Sununu takes questions from all comers. His Democratic opponent, state Sen. Tom Sherman, is participating in multiple debates and appears on local radio talk shows like Drew Cline’s WFEA program. So does Democratic U.S. Rep. Chris Pappas. Cline is president of the free-market Josiah Bartlett Center and hardly a friend of the left. But the interviews are informative, and nobody gets hurt.

According to Cline, Hassan has refused multiple invitations during this campaign season to appear on the show.

Is it partisan bias? Is Hassan’s position that she will only talk to “friendly” press? Is it arrogance? Does she think reporters — and more importantly their readers or listeners — are lucky that she talks to them at all?

Or is it fear? Hassan’s poll numbers have never been great. And despite running against one of the weakest GOP U.S. Senate candidates in the country — and massively outspending him — she has managed to turn what should be a safe seat into a toss-up.

Let’s be clear: If Maggie Hassan loses to Don Bolduc, she will be the Hillary Clinton of New Hampshire. Or worse, the Martha Coakley. The only question she will ever get is, “How did you lose to that guy?”

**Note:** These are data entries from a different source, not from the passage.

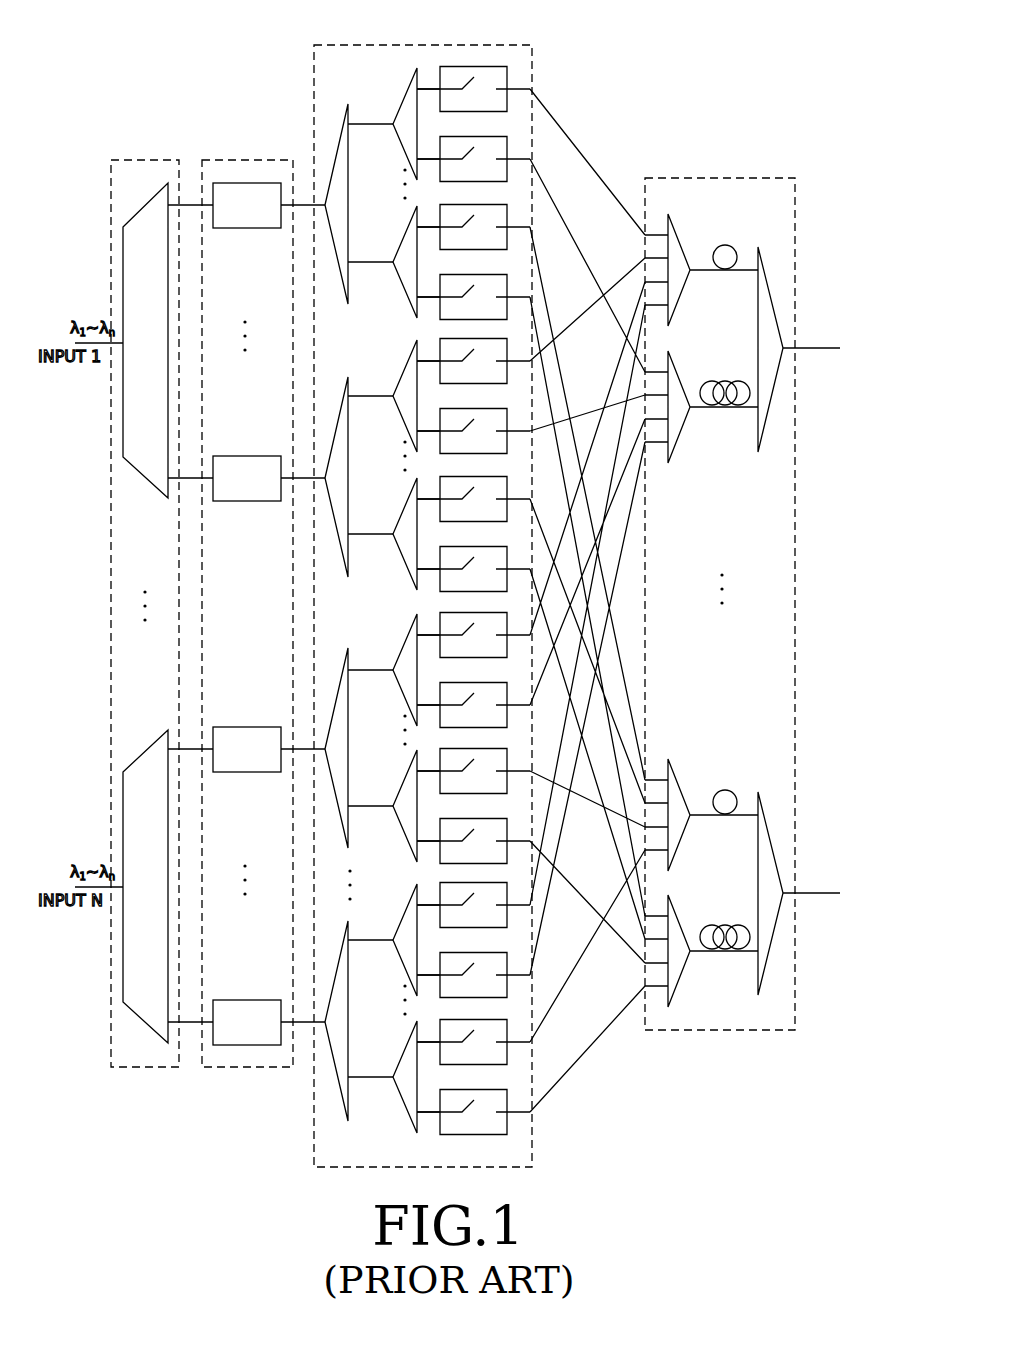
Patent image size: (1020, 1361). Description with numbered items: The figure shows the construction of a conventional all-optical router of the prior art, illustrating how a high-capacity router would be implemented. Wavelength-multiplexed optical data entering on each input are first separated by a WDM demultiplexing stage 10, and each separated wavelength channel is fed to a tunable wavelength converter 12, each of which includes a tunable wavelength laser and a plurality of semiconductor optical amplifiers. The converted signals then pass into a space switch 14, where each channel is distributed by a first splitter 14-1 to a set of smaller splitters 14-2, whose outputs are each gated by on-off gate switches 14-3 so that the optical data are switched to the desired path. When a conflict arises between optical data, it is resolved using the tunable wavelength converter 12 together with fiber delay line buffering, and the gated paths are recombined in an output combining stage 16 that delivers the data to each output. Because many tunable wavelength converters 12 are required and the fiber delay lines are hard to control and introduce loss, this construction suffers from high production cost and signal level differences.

The WDM demultiplexer stage 10 is at (143, 160).
The tunable wavelength converter 12 is at (246, 160).
The space switch 14 is at (388, 583).
The 1xN optical splitter 14-1 is at (337, 152).
The 1x(d+1) optical splitter 14-2 is at (402, 93).
The on-off gate switch 14-3 is at (473, 62).
The output combiner stage 16 is at (710, 178).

And one answer will be that she played prevent defense. For example, Hassan has refused to participate in debates hosted by AARP, WGIR radio, the Union Leader, and radio host Jack Heath. But she demanded a debate where Bolduc has to face a reporter from liberal NHPR and a journalist who was, until recently, a “Writing Fellow in Global Feminism” at Bitch Media.

But Hassan hides from NHJournal?

Here is some free and unsolicited advice to Hassan and the folks who tried to throw me out of a press conference: Whatever you’re doing, it ain’t working. Dodging debates, refusing to hold town halls, hiding from the press and, most of all, not talking to the voters –has gotten you into a statistical tie with Don Bolduc.

Maybe it is time to rethink your strategy before New Hampshire decides it is time to fire its senator.